Cut the beet top and root end off. Place the root end on a cutting board and using a sharp knife, cut downward to remove the skin.
2 pounds beets
Put a trivet/steamer basket in your Instant Pot and add 1.5 cups of water. Place the beets on top of the trivet or in the steamer basket.
1.5 cups water
Secure your lid. Set the vent to "sealing", then Manual>High Pressure>*10 minutes – best for small beets under 2 inches in diameter.*13 minutes – best for medium-sized beets between 2 and 3 inches in diameter.*20-25 minutes – best for bigger beets 3+ inches in diameter.
When the cooking time is up, use a dish rag to carefully flip the vent to "venting".
Remove beets from the Instant Pot and allow to cool. Slice and enjoy!
Notes
You can stack a few layers of beets in the Instant Pot if you want to cook a bunch at once.

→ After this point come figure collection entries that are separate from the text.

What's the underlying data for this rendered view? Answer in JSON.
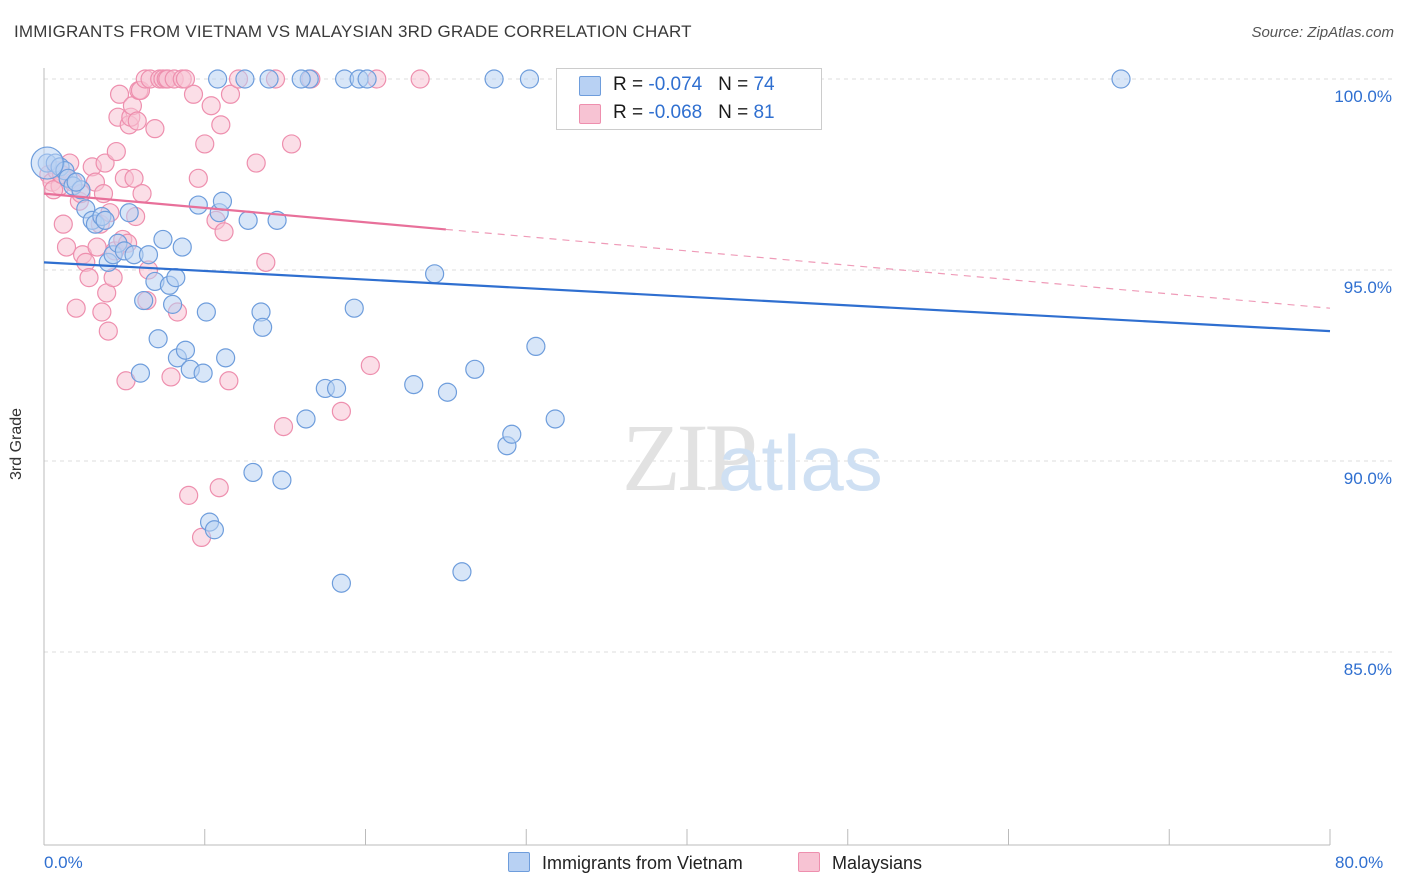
{
  "title": "IMMIGRANTS FROM VIETNAM VS MALAYSIAN 3RD GRADE CORRELATION CHART",
  "source": "Source: ZipAtlas.com",
  "watermark": {
    "zip": "ZIP",
    "atlas": "atlas"
  },
  "legend": {
    "rows": [
      {
        "r_label": "R = ",
        "r_value": "-0.074",
        "n_label": "N = ",
        "n_value": "74"
      },
      {
        "r_label": "R = ",
        "r_value": "-0.068",
        "n_label": "N = ",
        "n_value": "81"
      }
    ]
  },
  "bottom_legend": {
    "series1": "Immigrants from Vietnam",
    "series2": "Malaysians"
  },
  "x_tick_labels": {
    "left": "0.0%",
    "right": "80.0%"
  },
  "y_tick_labels": [
    "100.0%",
    "95.0%",
    "90.0%",
    "85.0%"
  ],
  "colors": {
    "blue_fill": "#b8d1f3",
    "blue_stroke": "#6e9ddc",
    "blue_line": "#2f6fd0",
    "pink_fill": "#f7c3d3",
    "pink_stroke": "#ee8fae",
    "pink_line": "#e8709a",
    "grid": "#dcdcdc",
    "axis_label": "#2f6fd0"
  },
  "chart_data": {
    "type": "scatter",
    "title": "IMMIGRANTS FROM VIETNAM VS MALAYSIAN 3RD GRADE CORRELATION CHART",
    "xlabel": "",
    "ylabel": "3rd Grade",
    "xlim": [
      0,
      80
    ],
    "ylim": [
      80.5,
      100.3
    ],
    "y_ticks": [
      100,
      95,
      90,
      85
    ],
    "grid": true,
    "legend_position": "top-center",
    "series": [
      {
        "name": "Immigrants from Vietnam",
        "color": "#6e9ddc",
        "r": -0.074,
        "n": 74,
        "trend": {
          "x": [
            0,
            80
          ],
          "y": [
            95.2,
            93.4
          ],
          "dashed_from": null
        },
        "points": [
          [
            0.2,
            97.8
          ],
          [
            0.7,
            97.8
          ],
          [
            1.0,
            97.7
          ],
          [
            1.3,
            97.6
          ],
          [
            1.5,
            97.4
          ],
          [
            1.8,
            97.2
          ],
          [
            2.3,
            97.1
          ],
          [
            2.6,
            96.6
          ],
          [
            3.0,
            96.3
          ],
          [
            3.2,
            96.2
          ],
          [
            3.6,
            96.4
          ],
          [
            3.8,
            96.3
          ],
          [
            4.0,
            95.2
          ],
          [
            4.3,
            95.4
          ],
          [
            4.6,
            95.7
          ],
          [
            5.0,
            95.5
          ],
          [
            5.3,
            96.5
          ],
          [
            5.6,
            95.4
          ],
          [
            6.0,
            92.3
          ],
          [
            6.2,
            94.2
          ],
          [
            6.5,
            95.4
          ],
          [
            6.9,
            94.7
          ],
          [
            7.1,
            93.2
          ],
          [
            7.4,
            95.8
          ],
          [
            7.8,
            94.6
          ],
          [
            8.0,
            94.1
          ],
          [
            8.2,
            94.8
          ],
          [
            8.3,
            92.7
          ],
          [
            8.6,
            95.6
          ],
          [
            8.8,
            92.9
          ],
          [
            9.1,
            92.4
          ],
          [
            9.6,
            96.7
          ],
          [
            9.9,
            92.3
          ],
          [
            10.1,
            93.9
          ],
          [
            10.3,
            88.4
          ],
          [
            10.6,
            88.2
          ],
          [
            10.8,
            100.0
          ],
          [
            10.9,
            96.5
          ],
          [
            11.1,
            96.8
          ],
          [
            11.3,
            92.7
          ],
          [
            12.5,
            100.0
          ],
          [
            12.7,
            96.3
          ],
          [
            13.0,
            89.7
          ],
          [
            13.5,
            93.9
          ],
          [
            13.6,
            93.5
          ],
          [
            14.0,
            100.0
          ],
          [
            14.5,
            96.3
          ],
          [
            14.8,
            89.5
          ],
          [
            16.3,
            91.1
          ],
          [
            16.5,
            100.0
          ],
          [
            17.5,
            91.9
          ],
          [
            18.2,
            91.9
          ],
          [
            18.5,
            86.8
          ],
          [
            18.7,
            100.0
          ],
          [
            19.3,
            94.0
          ],
          [
            19.6,
            100.0
          ],
          [
            20.1,
            100.0
          ],
          [
            23.0,
            92.0
          ],
          [
            24.3,
            94.9
          ],
          [
            25.1,
            91.8
          ],
          [
            26.0,
            87.1
          ],
          [
            26.8,
            92.4
          ],
          [
            28.0,
            100.0
          ],
          [
            28.8,
            90.4
          ],
          [
            29.1,
            90.7
          ],
          [
            30.2,
            100.0
          ],
          [
            30.6,
            93.0
          ],
          [
            31.8,
            91.1
          ],
          [
            34.2,
            100.0
          ],
          [
            36.5,
            100.0
          ],
          [
            40.0,
            100.0
          ],
          [
            67.0,
            100.0
          ],
          [
            16.0,
            100.0
          ],
          [
            2.0,
            97.3
          ]
        ]
      },
      {
        "name": "Malaysians",
        "color": "#ee8fae",
        "r": -0.068,
        "n": 81,
        "trend": {
          "x": [
            0,
            80
          ],
          "y": [
            97.0,
            94.0
          ],
          "solid_until": 25
        },
        "points": [
          [
            0.3,
            97.5
          ],
          [
            0.5,
            97.3
          ],
          [
            0.8,
            97.6
          ],
          [
            1.0,
            97.2
          ],
          [
            1.2,
            96.2
          ],
          [
            1.4,
            95.6
          ],
          [
            1.6,
            97.8
          ],
          [
            1.8,
            97.3
          ],
          [
            2.0,
            94.0
          ],
          [
            2.2,
            96.8
          ],
          [
            2.3,
            97.0
          ],
          [
            2.4,
            95.4
          ],
          [
            2.6,
            95.2
          ],
          [
            2.8,
            94.8
          ],
          [
            3.0,
            97.7
          ],
          [
            3.2,
            97.3
          ],
          [
            3.3,
            95.6
          ],
          [
            3.5,
            96.2
          ],
          [
            3.6,
            93.9
          ],
          [
            3.7,
            97.0
          ],
          [
            3.8,
            97.8
          ],
          [
            3.9,
            94.4
          ],
          [
            4.0,
            93.4
          ],
          [
            4.1,
            96.5
          ],
          [
            4.3,
            94.8
          ],
          [
            4.4,
            95.5
          ],
          [
            4.5,
            98.1
          ],
          [
            4.6,
            99.0
          ],
          [
            4.7,
            99.6
          ],
          [
            4.9,
            95.8
          ],
          [
            5.0,
            97.4
          ],
          [
            5.1,
            92.1
          ],
          [
            5.2,
            95.7
          ],
          [
            5.3,
            98.8
          ],
          [
            5.4,
            99.0
          ],
          [
            5.5,
            99.3
          ],
          [
            5.6,
            97.4
          ],
          [
            5.7,
            96.4
          ],
          [
            5.8,
            98.9
          ],
          [
            5.9,
            99.7
          ],
          [
            6.0,
            99.7
          ],
          [
            6.1,
            97.0
          ],
          [
            6.3,
            100.0
          ],
          [
            6.4,
            94.2
          ],
          [
            6.5,
            95.0
          ],
          [
            6.6,
            100.0
          ],
          [
            6.9,
            98.7
          ],
          [
            7.2,
            100.0
          ],
          [
            7.4,
            100.0
          ],
          [
            7.6,
            100.0
          ],
          [
            7.7,
            100.0
          ],
          [
            7.9,
            92.2
          ],
          [
            8.1,
            100.0
          ],
          [
            8.3,
            93.9
          ],
          [
            8.6,
            100.0
          ],
          [
            8.8,
            100.0
          ],
          [
            9.0,
            89.1
          ],
          [
            9.3,
            99.6
          ],
          [
            9.6,
            97.4
          ],
          [
            9.8,
            88.0
          ],
          [
            10.0,
            98.3
          ],
          [
            10.4,
            99.3
          ],
          [
            10.7,
            96.3
          ],
          [
            10.9,
            89.3
          ],
          [
            11.0,
            98.8
          ],
          [
            11.2,
            96.0
          ],
          [
            11.5,
            92.1
          ],
          [
            11.6,
            99.6
          ],
          [
            12.1,
            100.0
          ],
          [
            13.2,
            97.8
          ],
          [
            13.8,
            95.2
          ],
          [
            14.4,
            100.0
          ],
          [
            14.9,
            90.9
          ],
          [
            15.4,
            98.3
          ],
          [
            16.6,
            100.0
          ],
          [
            18.5,
            91.3
          ],
          [
            20.7,
            100.0
          ],
          [
            20.3,
            92.5
          ],
          [
            23.4,
            100.0
          ],
          [
            0.6,
            97.1
          ],
          [
            1.1,
            97.5
          ]
        ]
      }
    ]
  }
}
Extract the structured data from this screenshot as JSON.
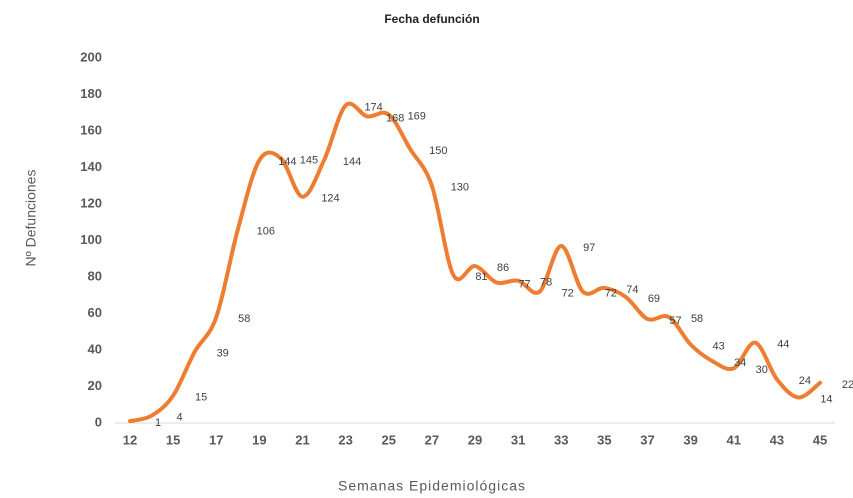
{
  "chart_data": {
    "type": "line",
    "title": "Fecha defunción",
    "x_label": "Semanas Epidemiológicas",
    "y_label": "Nº Defunciones",
    "categories": [
      "12",
      null,
      "15",
      null,
      "17",
      null,
      "19",
      null,
      "21",
      null,
      "23",
      null,
      "25",
      null,
      "27",
      null,
      "29",
      null,
      "31",
      null,
      "33",
      null,
      "35",
      null,
      "37",
      null,
      "39",
      null,
      "41",
      null,
      "43",
      null,
      "45"
    ],
    "series": [
      {
        "name": "Defunciones",
        "color": "#ed7d31",
        "values": [
          1,
          4,
          15,
          39,
          58,
          106,
          144,
          145,
          124,
          144,
          174,
          168,
          169,
          150,
          130,
          81,
          86,
          77,
          78,
          72,
          97,
          72,
          74,
          69,
          57,
          58,
          43,
          34,
          30,
          44,
          24,
          14,
          22
        ]
      }
    ],
    "ylim": [
      0,
      200
    ],
    "yticks": [
      0,
      20,
      40,
      60,
      80,
      100,
      120,
      140,
      160,
      180,
      200
    ],
    "grid": false
  }
}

Add 2 minutes of cooking time if you're cooking more than two pounds.
Store cooled beets in an air-tight container in the fridge for up to a week.
Stovetop Instructions
Follow the first step above. To make the beets cook more quickly, chop into bite-sized pieces.
Place a steamer basket in a pot and add enough water to cover the bottom.
Place a lid on and steam for 30-50 minutes or until the beet is easily pierced with a knife.